I am seven years old, hanging over the back of a beat-up royal blue couch, looking out the window. The trailers here are evenly spaced apart, each lot the exact same size. Cookie cutter, although each house and family here are banged up in their own unique ways.
The space between my parents’ trailer and my uncle’s is our fish camp. At least, that is what it is quickly converted into once the men in my family pull up with their catch. The picnic table, which is normally where I play dinosaurs, has a clear plastic tarp tossed over it. The fish are laid out on it, ready to be cut and processed.
The men work fast as I watch. I am not allowed to touch the enormous knives that they use to slice each fillet. The sharp end neatly slides under bone, which is pulled and set aside. There is a ritual to it, an assembly- line kind of motion that must be tedious to perform, but is oddly satisfying to watch. Even at seven years old, I appreciate the repetition.
As they cut, blood and ocean water run down that clear tarp, all the way to the grass. There it pools in frothy pits of pink, a piece of the Kenai seeping into Anchorage soil.
We are not normally these kinds of Natives. My father calls us “city Natives.” He tells us stories about growing up in the village, and a life filled with hunting and gathering. They sound like fairy tales to me, a child who gets on a school bus every day and eats McDonald’s for dinner. So no, we are not that kind of Native—not even close.
But today we are. Today the fish come in, and everyone gathers around the bloody picnic table. My father cuts off fish heads and turns them into puppets and we kids squeal as he threatens to chase us with them. Later, in college, a girl from Kodiak would tell me a similar story of her father back home, fish heads and all. We’d laugh and I would think, “Huh, so this is what Dad was talking about.”

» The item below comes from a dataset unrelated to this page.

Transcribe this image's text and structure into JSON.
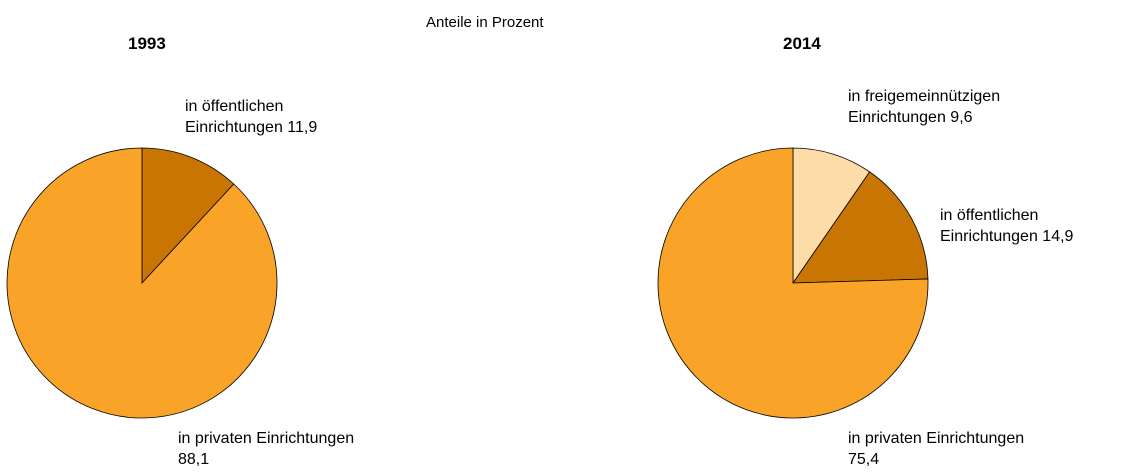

But for now I am seven, and all I see is the red of the fish, impossibly bright, the kind of color that grocery chains wish they could achieve through food dye, but always fall short. Our fish are sliced, vacuum-packed, and sent to the freezer. The tarp is cleared away. The blood and ocean water have been absorbed by the lawn.
My father wakes up the next day and goes to work, his usual nine to five. He is clean-shaven now, the scruffiness from his weekend gone completely. We go to school, where we sort of look the same as everyone else—white, at least on the surface, everything else hidden underneath.
I don’t remember eating the fish. In fact, I don’t recall ever seeing it again.